Great article nonetheless!
A memory mapped file can be used to store complex object oriented structures if you make use of 'relative' pointers, where you have to add the address of the pointer to the pointer to get to the object you are pointing to. I once used this method, to persist a complex data structure without having to write serialization code.
A long time ago, I implemented some C++ classes that would hide most of the additional work and also took care of allocating new objects inside the memory mapped file. See: https://www.iwriteiam.nl/D0205.html#13MMF (Note that this implementation actually makes use of a slightly different approach where pointers are relative with respect to the first position of the file. This implementation has the limitation that you can only open one such store as a memory mapped file.

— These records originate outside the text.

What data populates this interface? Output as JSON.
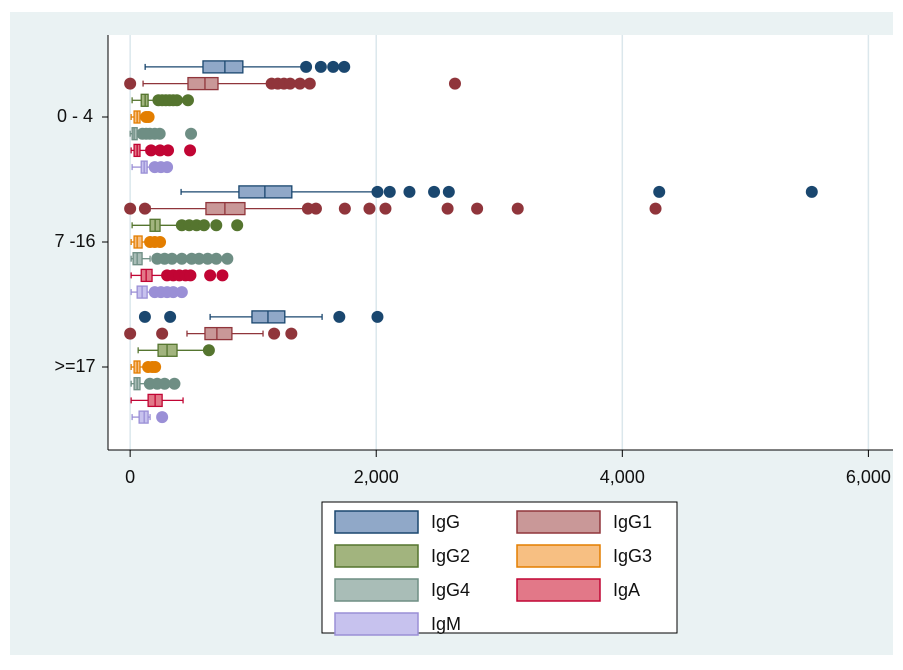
{
  "chart_data": {
    "type": "box",
    "orientation": "horizontal",
    "categories": [
      "0 - 4",
      "7 -16",
      ">=17"
    ],
    "xlim": [
      -180,
      6200
    ],
    "xticks": [
      0,
      {
        "value": 2000,
        "label": "2,000"
      },
      {
        "value": 4000,
        "label": "4,000"
      },
      {
        "value": 6000,
        "label": "6,000"
      }
    ],
    "grid": true,
    "legend": "bottom",
    "series": [
      {
        "name": "IgG",
        "color": "#1a476f",
        "fill": "#90a8c8",
        "boxes": [
          {
            "low": 122,
            "q1": 592,
            "median": 770,
            "q3": 916,
            "high": 1400,
            "outliers": [
              1430,
              1550,
              1650,
              1740
            ]
          },
          {
            "low": 414,
            "q1": 884,
            "median": 1095,
            "q3": 1314,
            "high": 1990,
            "outliers": [
              2010,
              2110,
              2270,
              2470,
              2590,
              4300,
              5540
            ]
          },
          {
            "low": 650,
            "q1": 990,
            "median": 1120,
            "q3": 1257,
            "high": 1560,
            "outliers": [
              120,
              325,
              1700,
              2010
            ]
          }
        ]
      },
      {
        "name": "IgG1",
        "color": "#90353b",
        "fill": "#c99898",
        "boxes": [
          {
            "low": 105,
            "q1": 470,
            "median": 608,
            "q3": 714,
            "high": 1120,
            "outliers": [
              0,
              1150,
              1200,
              1250,
              1300,
              1380,
              1460,
              2640
            ]
          },
          {
            "low": 162,
            "q1": 616,
            "median": 770,
            "q3": 933,
            "high": 1420,
            "outliers": [
              0,
              120,
              1445,
              1510,
              1745,
              1945,
              2075,
              2580,
              2820,
              3150,
              4270
            ]
          },
          {
            "low": 462,
            "q1": 608,
            "median": 705,
            "q3": 827,
            "high": 1080,
            "outliers": [
              0,
              260,
              1170,
              1310
            ]
          }
        ]
      },
      {
        "name": "IgG2",
        "color": "#55752f",
        "fill": "#a2b47e",
        "boxes": [
          {
            "low": 16,
            "q1": 90,
            "median": 122,
            "q3": 146,
            "high": 200,
            "outliers": [
              230,
              260,
              290,
              320,
              350,
              380,
              470
            ]
          },
          {
            "low": 16,
            "q1": 162,
            "median": 203,
            "q3": 243,
            "high": 390,
            "outliers": [
              420,
              480,
              540,
              600,
              700,
              870
            ]
          },
          {
            "low": 65,
            "q1": 227,
            "median": 300,
            "q3": 381,
            "high": 608,
            "outliers": [
              640
            ]
          }
        ]
      },
      {
        "name": "IgG3",
        "color": "#e37e00",
        "fill": "#f7bf82",
        "boxes": [
          {
            "low": 8,
            "q1": 32,
            "median": 57,
            "q3": 80,
            "high": 122,
            "outliers": [
              130,
              150
            ]
          },
          {
            "low": 8,
            "q1": 32,
            "median": 57,
            "q3": 97,
            "high": 146,
            "outliers": [
              162,
              200,
              243
            ]
          },
          {
            "low": 8,
            "q1": 32,
            "median": 57,
            "q3": 80,
            "high": 122,
            "outliers": [
              146,
              180,
              203
            ]
          }
        ]
      },
      {
        "name": "IgG4",
        "color": "#6e8e84",
        "fill": "#a9bdb7",
        "boxes": [
          {
            "low": 0,
            "q1": 16,
            "median": 32,
            "q3": 57,
            "high": 80,
            "outliers": [
              100,
              130,
              160,
              200,
              240,
              495
            ]
          },
          {
            "low": 8,
            "q1": 24,
            "median": 57,
            "q3": 97,
            "high": 162,
            "outliers": [
              220,
              280,
              340,
              420,
              500,
              560,
              630,
              700,
              790
            ]
          },
          {
            "low": 8,
            "q1": 32,
            "median": 57,
            "q3": 80,
            "high": 130,
            "outliers": [
              160,
              220,
              280,
              360
            ]
          }
        ]
      },
      {
        "name": "IgA",
        "color": "#c10534",
        "fill": "#e27888",
        "boxes": [
          {
            "low": 8,
            "q1": 32,
            "median": 57,
            "q3": 80,
            "high": 130,
            "outliers": [
              170,
              243,
              308,
              487
            ]
          },
          {
            "low": 8,
            "q1": 90,
            "median": 130,
            "q3": 178,
            "high": 284,
            "outliers": [
              300,
              350,
              400,
              450,
              490,
              650,
              750
            ]
          },
          {
            "low": 8,
            "q1": 146,
            "median": 203,
            "q3": 260,
            "high": 430,
            "outliers": []
          }
        ]
      },
      {
        "name": "IgM",
        "color": "#9a8fd6",
        "fill": "#c7c2ee",
        "boxes": [
          {
            "low": 16,
            "q1": 90,
            "median": 114,
            "q3": 138,
            "high": 162,
            "outliers": [
              200,
              250,
              300
            ]
          },
          {
            "low": 8,
            "q1": 57,
            "median": 97,
            "q3": 138,
            "high": 178,
            "outliers": [
              200,
              250,
              300,
              350,
              420
            ]
          },
          {
            "low": 16,
            "q1": 73,
            "median": 114,
            "q3": 146,
            "high": 162,
            "outliers": [
              260
            ]
          }
        ]
      }
    ]
  }
}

It was only later I realized that it was possible to do without the offset. I never came to rewriting all the code.)
Boost.Container [1] has reimplementations of the STL containers that use offsets to be compatible with memory-mapped files. Boost.Interprocess [2] has some other useful types, such as smart pointers that are compatible with memory-mapped files, along with platform-independent APIs for handling them.
[1] https://www.boost.org/doc/libs/1_86_0/doc/html/container.htm...
[2] https://www.boost.org/doc/libs/1_86_0/doc/html/interprocess....
> complex object oriented structures if you make use of 'relative' pointers
You just described the original MsOffice file formats (and given many people who ever tried to parse them a PTSD shock)Most stl classes will work just fine with smart pointers. For example, std::vector takes a custom allocator. You can have the allocators pointer type be a custom pointer class. The pointer class is a wrapper over an offset that is the same size as the native word.
Then the operator-> is just (this + offset).
I've used this approach successfully in many projects. If you're worried about differing stls(probably a reasonable worry here), then use any of the boost containers.
> A legitimate problem here is the case where you need to read from or write to many locations at once. With the memory-mapped scheme as described, you can only issue as many concurrent page faults as you have threads in the program.
> Unfortunately, I don’t have great answers here, and view this as a legitimate use case that warrants a dedicated code path using other mechanisms at your disposal.
Right. I think it’s similar on linux. Mmap makes sense until the data size is too large and tlb misses start to add up.
Why would the TLB misses be any different than if you read the file into memory?
The article is describing a separate problem where you can’t issue concurrent reads although that doesn’t feel true if you make use of madvise.
Article assumes that reads/writes can only ever fail if working with remote files.